Kadınlar yuvayı yapar. Kadındır çocuğu hayata hazırlayan ama babaların vereceği destek burada çok önemli. Ortaklaşa çocuğa az, üç tane kural koyup baba da anne de her şartta bu kurala uyduğu zaman babayla anne beraber mutlu olduğu zaman ve düzenli bir hayatları olduğu zaman o çocuktan asla korkmayın. Onun için mesela gece kampı o yüzden başlamıştır. (Dipnot: Gülay Hocanın müdürü olduğu Akman Anaokulu’nda senede bir gün çocuklar geceyi de okulda geçirmektedirler.) Anneyle babanın ilişkisini kuvvetlendirmek için… Tabiki çocuğu biz kendimiz için yapıyoruz. O bize demiyor, biz onu istediğimiz için o çocuğu yapıyoruz. Ama biz eşimizle ne kadar iyi olursak, biz onunla ne kadar o duygusal yoğunluğu yaşayabilirsek çocuk o kadar mutlu olacak zaten. Huzursuz evde büyümüş ama annesi çocuğun her türlü ihtiyacını karşılamaya çalışmış bir ailede o doyum sağlanmaz.

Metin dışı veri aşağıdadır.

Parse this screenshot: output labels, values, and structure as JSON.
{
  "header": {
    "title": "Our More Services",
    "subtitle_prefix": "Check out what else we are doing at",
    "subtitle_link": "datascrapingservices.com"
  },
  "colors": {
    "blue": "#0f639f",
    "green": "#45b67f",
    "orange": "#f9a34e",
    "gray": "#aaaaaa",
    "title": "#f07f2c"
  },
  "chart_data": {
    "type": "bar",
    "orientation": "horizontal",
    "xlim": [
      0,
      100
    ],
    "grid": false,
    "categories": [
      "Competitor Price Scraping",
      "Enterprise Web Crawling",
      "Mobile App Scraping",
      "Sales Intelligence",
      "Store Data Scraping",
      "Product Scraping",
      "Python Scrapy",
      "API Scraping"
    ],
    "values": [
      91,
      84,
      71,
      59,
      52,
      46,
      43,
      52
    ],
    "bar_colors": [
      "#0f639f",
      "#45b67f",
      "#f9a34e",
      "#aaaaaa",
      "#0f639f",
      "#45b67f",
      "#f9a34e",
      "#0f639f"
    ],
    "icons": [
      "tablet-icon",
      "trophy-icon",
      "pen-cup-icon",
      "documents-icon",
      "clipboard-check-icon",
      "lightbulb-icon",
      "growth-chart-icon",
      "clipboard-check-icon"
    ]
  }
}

Anne kadar, baba kadar, ilişkileri de çok önemli…
İlişkileri çok önemli ve o yüzden gece kampını başlattım. Çünkü birçok velimizin hani Ankara’da kimsesi yoktu bırakacak, bir yere gidecek. Beraber yürüyüş yapmak, anne ve baba, çocuk olmadan, çocuk bir yere bırakılarak, beraber bir sinemaya gitmek, beraber bir akşam yemeği yemek, beraber yalnız bir gece geçirmek onların o bağlarını kuvvetlendirir. O bağ kuvvetlenirse zaten o sihirli üçgen dediğimiz ev hayatımız daha duygusal olarak doyar. Onun için anneler çok önemli ama arkadaki o baba figürü hayata karşı kazanılan özgüven duygusu açısından çok daha fazla…
Peki hocam, kreşe gelelim. Kreşe başlama yaşı sizce kaç olmalı? Çocuklar için böyle bir yaş var mıdır?
Benim bu meslekte bilfiil 30. yılım bu sene, hiç aralıksız. Bundan 15-20 sene önce velilerimize şöyle diyorduk; çocuklarımız 3 yaşını doldursun ve bize öyle gelsinler. Şimdi ne diyoruz çocuklarımıza? Çocuklarımız 15 aylık olduğu zaman birer saatle başlayan bir programla okula başlamaları şart. Heleki anne çalışıyorsa… Anne ev hanımı ise, beraber gidebilecekleri okullar, anne-çocuk okulları veya çocuğunu bir saat bırakabileceği bir okul olabilir. Ama anne çalışıyor ise bir saatle başlayan ve yükselen grafikte bir okula muhakkak gitmeli.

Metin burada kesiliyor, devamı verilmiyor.